Additionally, EDAs address the limitations of commonly used synchronous application programming interfaces (APIs) because they provide asynchronous communication and reactive programming approaches for effective fault tolerance in highly distributed microservices architectures.
EDAs are based on asynchronous, non-blocking communication and can release resource usage rather than wait for a response to get back. This is especially important for cloud- and container-native development, which demands high agility and flexibility from scalable, distributed cloud microservices environments.
An EDA is made up of event producers and event consumers. An event producer detects or senses an event and represents the event as a message. It does not know the consumer of the event or the outcome of an event.
After an event has been detected, it is transmitted from the event producer to the event consumers through event channels, where an event processing platform processes the event asynchronously. Event consumers need to be informed when an event has occurred.
As such, an EDA greatly enhances decoupling from the communication standpoint by using sender/publisher and receiver/subscriber objects. Because multiple subscribers can receive events simultaneously, the system can have lower latency and higher throughput with the right events medium. By subscribing to events, the system can react in real time and become more aware of the surrounding incidents.
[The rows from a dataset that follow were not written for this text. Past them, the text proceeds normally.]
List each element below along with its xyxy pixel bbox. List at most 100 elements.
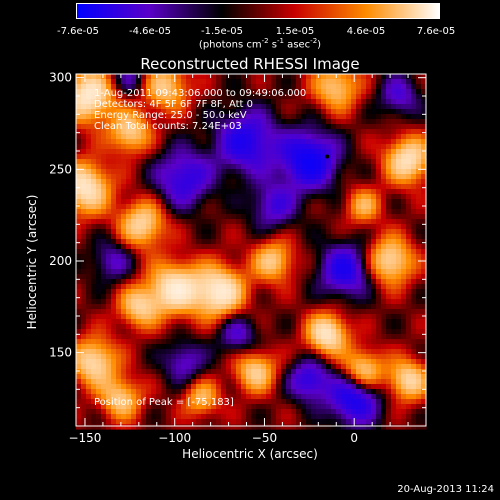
heatmap-cell <box>76 384 82 390</box>
heatmap-cell <box>231 94 237 100</box>
heatmap-cell <box>391 379 397 385</box>
heatmap-cell <box>281 164 287 170</box>
heatmap-cell <box>201 214 207 220</box>
heatmap-cell <box>256 334 262 340</box>
heatmap-cell <box>101 289 107 295</box>
heatmap-cell <box>181 259 187 265</box>
plot-frame <box>75 73 427 427</box>
heatmap-cell <box>231 224 237 230</box>
heatmap-cell <box>401 259 407 265</box>
heatmap-cell <box>191 339 197 345</box>
heatmap-cell <box>281 114 287 120</box>
heatmap-cell <box>261 419 267 425</box>
heatmap-cell <box>321 144 327 150</box>
heatmap-cell <box>101 94 107 100</box>
heatmap-cell <box>296 284 302 290</box>
heatmap-cell <box>161 209 167 215</box>
heatmap-cell <box>146 139 152 145</box>
heatmap-cell <box>151 119 157 125</box>
heatmap-cell <box>211 209 217 215</box>
heatmap-cell <box>306 404 312 410</box>
heatmap-cell <box>316 224 322 230</box>
heatmap-cell <box>126 389 132 395</box>
heatmap-cell <box>151 284 157 290</box>
heatmap-cell <box>181 254 187 260</box>
heatmap-cell <box>156 89 162 95</box>
heatmap-cell <box>351 314 357 320</box>
heatmap-cell <box>246 334 252 340</box>
heatmap-cell <box>221 114 227 120</box>
heatmap-cell <box>131 144 137 150</box>
heatmap-cell <box>81 409 87 415</box>
heatmap-cell <box>256 229 262 235</box>
heatmap-cell <box>186 169 192 175</box>
heatmap-cell <box>226 294 232 300</box>
heatmap-cell <box>366 124 372 130</box>
heatmap-cell <box>406 264 412 270</box>
heatmap-cell <box>316 174 322 180</box>
heatmap-cell <box>336 179 342 185</box>
heatmap-cell <box>301 124 307 130</box>
heatmap-cell <box>201 229 207 235</box>
heatmap-cell <box>221 399 227 405</box>
heatmap-cell <box>226 384 232 390</box>
heatmap-cell <box>161 284 167 290</box>
heatmap-cell <box>416 309 422 315</box>
heatmap-cell <box>406 184 412 190</box>
heatmap-cell <box>131 184 137 190</box>
heatmap-cell <box>231 419 237 425</box>
heatmap-cell <box>136 259 142 265</box>
heatmap-cell <box>326 299 332 305</box>
heatmap-cell <box>176 299 182 305</box>
heatmap-cell <box>376 289 382 295</box>
heatmap-cell <box>81 199 87 205</box>
heatmap-cell <box>341 269 347 275</box>
heatmap-cell <box>396 334 402 340</box>
heatmap-cell <box>176 254 182 260</box>
heatmap-cell <box>316 104 322 110</box>
heatmap-cell <box>271 394 277 400</box>
heatmap-cell <box>96 229 102 235</box>
heatmap-cell <box>296 399 302 405</box>
heatmap-cell <box>191 204 197 210</box>
heatmap-cell <box>251 399 257 405</box>
heatmap-cell <box>326 284 332 290</box>
heatmap-cell <box>106 104 112 110</box>
heatmap-cell <box>351 244 357 250</box>
heatmap-cell <box>281 244 287 250</box>
heatmap-cell <box>411 369 417 375</box>
heatmap-cell <box>176 74 182 80</box>
heatmap-cell <box>246 409 252 415</box>
heatmap-cell <box>401 314 407 320</box>
heatmap-cell <box>216 284 222 290</box>
heatmap-cell <box>216 154 222 160</box>
heatmap-cell <box>406 119 412 125</box>
heatmap-cell <box>146 119 152 125</box>
heatmap-cell <box>376 364 382 370</box>
heatmap-cell <box>201 269 207 275</box>
heatmap-cell <box>256 304 262 310</box>
heatmap-cell <box>76 239 82 245</box>
heatmap-cell <box>361 249 367 255</box>
heatmap-cell <box>271 274 277 280</box>
colorbar-tick-label: 4.6e-05 <box>346 26 386 37</box>
heatmap-cell <box>291 159 297 165</box>
heatmap-cell <box>221 99 227 105</box>
heatmap-cell <box>416 244 422 250</box>
heatmap-cell <box>186 114 192 120</box>
heatmap-cell <box>406 79 412 85</box>
heatmap-cell <box>291 179 297 185</box>
heatmap-cell <box>151 84 157 90</box>
heatmap-cell <box>226 209 232 215</box>
heatmap-cell <box>191 89 197 95</box>
heatmap-cell <box>116 344 122 350</box>
heatmap-cell <box>86 194 92 200</box>
heatmap-cell <box>111 114 117 120</box>
heatmap-cell <box>351 339 357 345</box>
heatmap-cell <box>261 179 267 185</box>
heatmap-cell <box>126 174 132 180</box>
heatmap-cell <box>256 124 262 130</box>
heatmap-cell <box>261 254 267 260</box>
heatmap-cell <box>411 184 417 190</box>
heatmap-cell <box>196 134 202 140</box>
Points to consider when building your own EDA
Many event-driven applications use Apache Kafka as a distributed data streaming platform for event processing. Sitting between event producers and consumers, Kafka acts as an event broker. It can handle publishing, subscribing to, storing, and processing event streams in real time. Kafka also offers fault tolerance, high throughput, and low latency. Kafka is often used in conjunction with the container management system Kubernetes. It helps with the deployment and operations of containers across hosts.
Organizations that decide to use open-source Kafka and Kubernetes as the foundation of their EDA will need properly trained staff to manage the process and will need to dedicate resources to the undertaking.
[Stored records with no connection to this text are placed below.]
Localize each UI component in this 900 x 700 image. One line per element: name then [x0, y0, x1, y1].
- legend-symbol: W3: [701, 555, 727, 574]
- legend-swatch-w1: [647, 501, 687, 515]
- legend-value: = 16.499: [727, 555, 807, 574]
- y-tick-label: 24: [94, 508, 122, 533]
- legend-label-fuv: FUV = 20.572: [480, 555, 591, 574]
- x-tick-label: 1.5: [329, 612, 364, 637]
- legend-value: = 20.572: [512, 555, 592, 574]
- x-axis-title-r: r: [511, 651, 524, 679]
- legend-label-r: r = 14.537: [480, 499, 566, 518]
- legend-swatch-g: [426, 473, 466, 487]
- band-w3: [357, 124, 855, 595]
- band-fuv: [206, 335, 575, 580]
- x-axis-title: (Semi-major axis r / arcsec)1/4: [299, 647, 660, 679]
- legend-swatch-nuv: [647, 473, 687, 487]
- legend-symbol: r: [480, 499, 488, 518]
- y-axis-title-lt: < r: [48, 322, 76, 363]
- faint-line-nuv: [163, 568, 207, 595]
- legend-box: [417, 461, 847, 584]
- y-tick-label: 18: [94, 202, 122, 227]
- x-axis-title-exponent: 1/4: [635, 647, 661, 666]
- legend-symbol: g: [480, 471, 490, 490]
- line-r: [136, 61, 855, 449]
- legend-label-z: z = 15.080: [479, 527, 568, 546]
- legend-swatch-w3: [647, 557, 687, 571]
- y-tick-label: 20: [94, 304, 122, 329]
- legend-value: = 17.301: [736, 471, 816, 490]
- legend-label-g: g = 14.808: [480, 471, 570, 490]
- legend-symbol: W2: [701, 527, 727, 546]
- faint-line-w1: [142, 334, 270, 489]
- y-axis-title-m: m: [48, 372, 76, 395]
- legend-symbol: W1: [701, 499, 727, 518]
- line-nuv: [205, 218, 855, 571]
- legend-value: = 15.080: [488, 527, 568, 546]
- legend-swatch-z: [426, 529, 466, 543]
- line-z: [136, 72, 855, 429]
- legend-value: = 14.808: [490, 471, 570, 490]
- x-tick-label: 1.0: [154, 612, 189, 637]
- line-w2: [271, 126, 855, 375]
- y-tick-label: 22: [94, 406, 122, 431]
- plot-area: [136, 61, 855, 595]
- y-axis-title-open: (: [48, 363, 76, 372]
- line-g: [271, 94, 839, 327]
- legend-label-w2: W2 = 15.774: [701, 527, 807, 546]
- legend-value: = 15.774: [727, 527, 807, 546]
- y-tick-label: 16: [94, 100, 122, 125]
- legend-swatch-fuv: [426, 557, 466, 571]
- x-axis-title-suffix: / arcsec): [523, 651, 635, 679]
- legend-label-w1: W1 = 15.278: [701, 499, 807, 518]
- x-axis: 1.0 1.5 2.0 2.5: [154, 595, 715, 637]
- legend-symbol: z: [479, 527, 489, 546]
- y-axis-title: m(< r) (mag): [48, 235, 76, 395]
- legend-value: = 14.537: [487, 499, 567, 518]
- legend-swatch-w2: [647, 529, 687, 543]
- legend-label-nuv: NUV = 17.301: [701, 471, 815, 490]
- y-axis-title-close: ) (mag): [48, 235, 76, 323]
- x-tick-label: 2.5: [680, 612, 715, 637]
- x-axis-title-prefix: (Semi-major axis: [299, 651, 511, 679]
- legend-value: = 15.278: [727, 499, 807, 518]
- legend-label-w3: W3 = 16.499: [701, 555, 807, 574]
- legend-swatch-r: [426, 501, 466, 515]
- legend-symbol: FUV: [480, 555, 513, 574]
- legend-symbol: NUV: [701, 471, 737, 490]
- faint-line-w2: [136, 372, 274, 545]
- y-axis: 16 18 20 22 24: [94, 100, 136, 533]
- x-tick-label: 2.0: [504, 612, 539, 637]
To start, the staff must integrate the various components (container orchestrator, event-processing engine, etc.) into a cohesive platform upon which event-driven applications can be deployed. Additionally, the staff must handle many tasks and chores related to installation, configuration, and upgrades. In most cases, companies use a variety of third-party tools to help. But the use of such tools requires training and time for administration.
Another issue to consider is that there may not be the needed internal expertise to carry out the basic operations needed to implement an EDA. Staff must be familiar with techniques and best practices related to integration, fine-tuning performance, security, and more. Even with such skills, developers will need to spend time on processes and tasks that are not directly related to their main jobs.
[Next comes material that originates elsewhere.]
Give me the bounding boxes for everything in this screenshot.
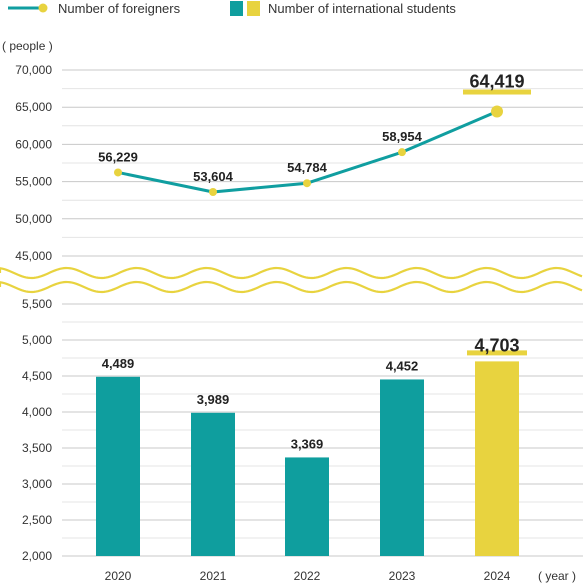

One additional issue that needs to be addressed is how to scale any deployment. It is one thing to develop and pilot an application, but quite another to ramp it up for use in production. An event-driven application for a global organization needs resilient infrastructure that can be rapidly throttled up as use grows and more users access the application.
Given these issues, many companies are looking for alternatives to a do-it-yourself approach to EDA. As has been the case for years, the benefits of open-source solutions can be complemented by turning to a technology partner with the expertise and enterprise-class features that supplement the core open source offerings. Typically, a technology partner solution builds in and addresses the integration, performance, fine-tuning, scalability, and security aspects of using the technology that do-it-yourselfers would spend lots of time on themselves.
In the case of EDA, a leading option for a technology partner is Red Hat. It offers AMQ Streams, with simplified deployment on Red Hat OpenShift, for event-driven companies that want to use Kafka. It is a massively scalable, distributed, and high-performance data streaming platform based on Kafka. It offers a distributed backbone that allows microservices and other applications to share data with high throughput and low latency. Additionally, AMQ Streams includes pre-built container images for Apache Kafka and Zookeeper to streamline deployment, as well as operators for managing and configuring Apache Kafka clusters, topics, and users on top of Kubernetes.